Reliability modelling using G-queues

Abstract

A new technique for modelling unreliable queueing nodes is presented, based on the notion of queues with negative customers – called G-queues. A breakdown at a server is represented by the arrival of a negative customer which causes some customers to be lost. We first model an M/M/1 queue with breakdowns and instantaneous repairs which is relevant in systems such as packet-switched telephone networks where a “failure” is interpreted as the loss of a call. The analysis is then extended to the case of exponential repair times which provides a more conventional model of unreliable systems and a variation on the contemporary notion of G-queues. Specifically, we derive expressions for the Laplace transform of the sojourn time density in a single server queue with exponential service times, independent Poisson arrival streams of positive customers and negative customers with batch killing, and both instantaneous and exponential repair times.
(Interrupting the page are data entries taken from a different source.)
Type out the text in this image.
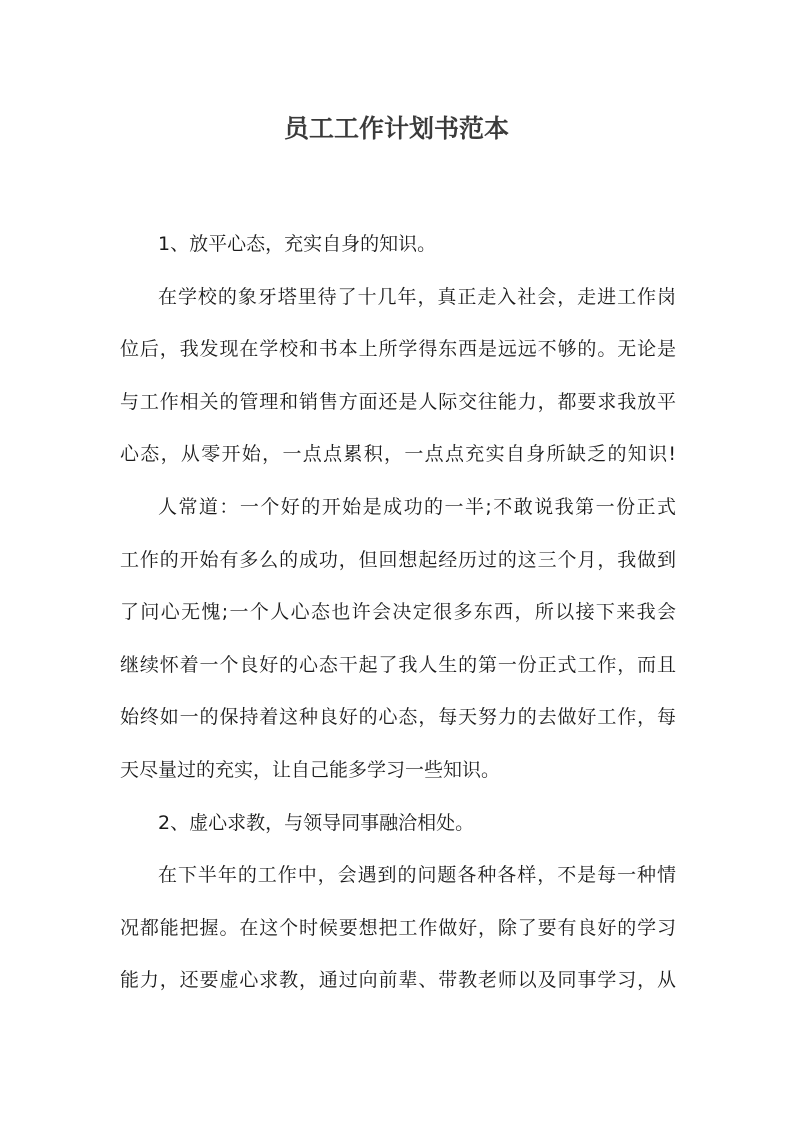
员工工作计划书范本
1、放平心态，充实自身的知识。
在学校的象牙塔里待了十几年，真正走入社会，走进工作岗
位后，我发现在学校和书本上所学得东西是远远不够的。无论是
与工作相关的管理和销售方面还是人际交往能力，都要求我放平
心态，从零开始，一点点累积，一点点充实自身所缺乏的知识!
人常道：一个好的开始是成功的一半;不敢说我第一份正式
工作的开始有多么的成功，但回想起经历过的这三个月，我做到
了问心无愧;一个人心态也许会决定很多东西，所以接下来我会
继续怀着一个良好的心态干起了我人生的第一份正式工作，而且
始终如一的保持着这种良好的心态，每天努力的去做好工作，每
天尽量过的充实，让自己能多学习一些知识。
2、虚心求教，与领导同事融洽相处。
在下半年的工作中，会遇到的问题各种各样，不是每一种情
况都能把握。在这个时候要想把工作做好，除了要有良好的学习
能力，还要虚心求教，通过向前辈、带教老师以及同事学习，从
We apply our model to approximate the performance of a bank of parallel, unreliable servers by modifying the arrival process to a Markov modulated Poisson process and considering an approximate decomposition of the underlying Markov chain under the assumption that arrivals and service occur much faster than breakdowns and repairs. Numerical validation with respect to simulation suggests that the approximation is accurate, especially for non-heavily utilised servers. Finally we indicate how to extend our approach to arbitrarily connected Markovian queueing networks with breakdowns.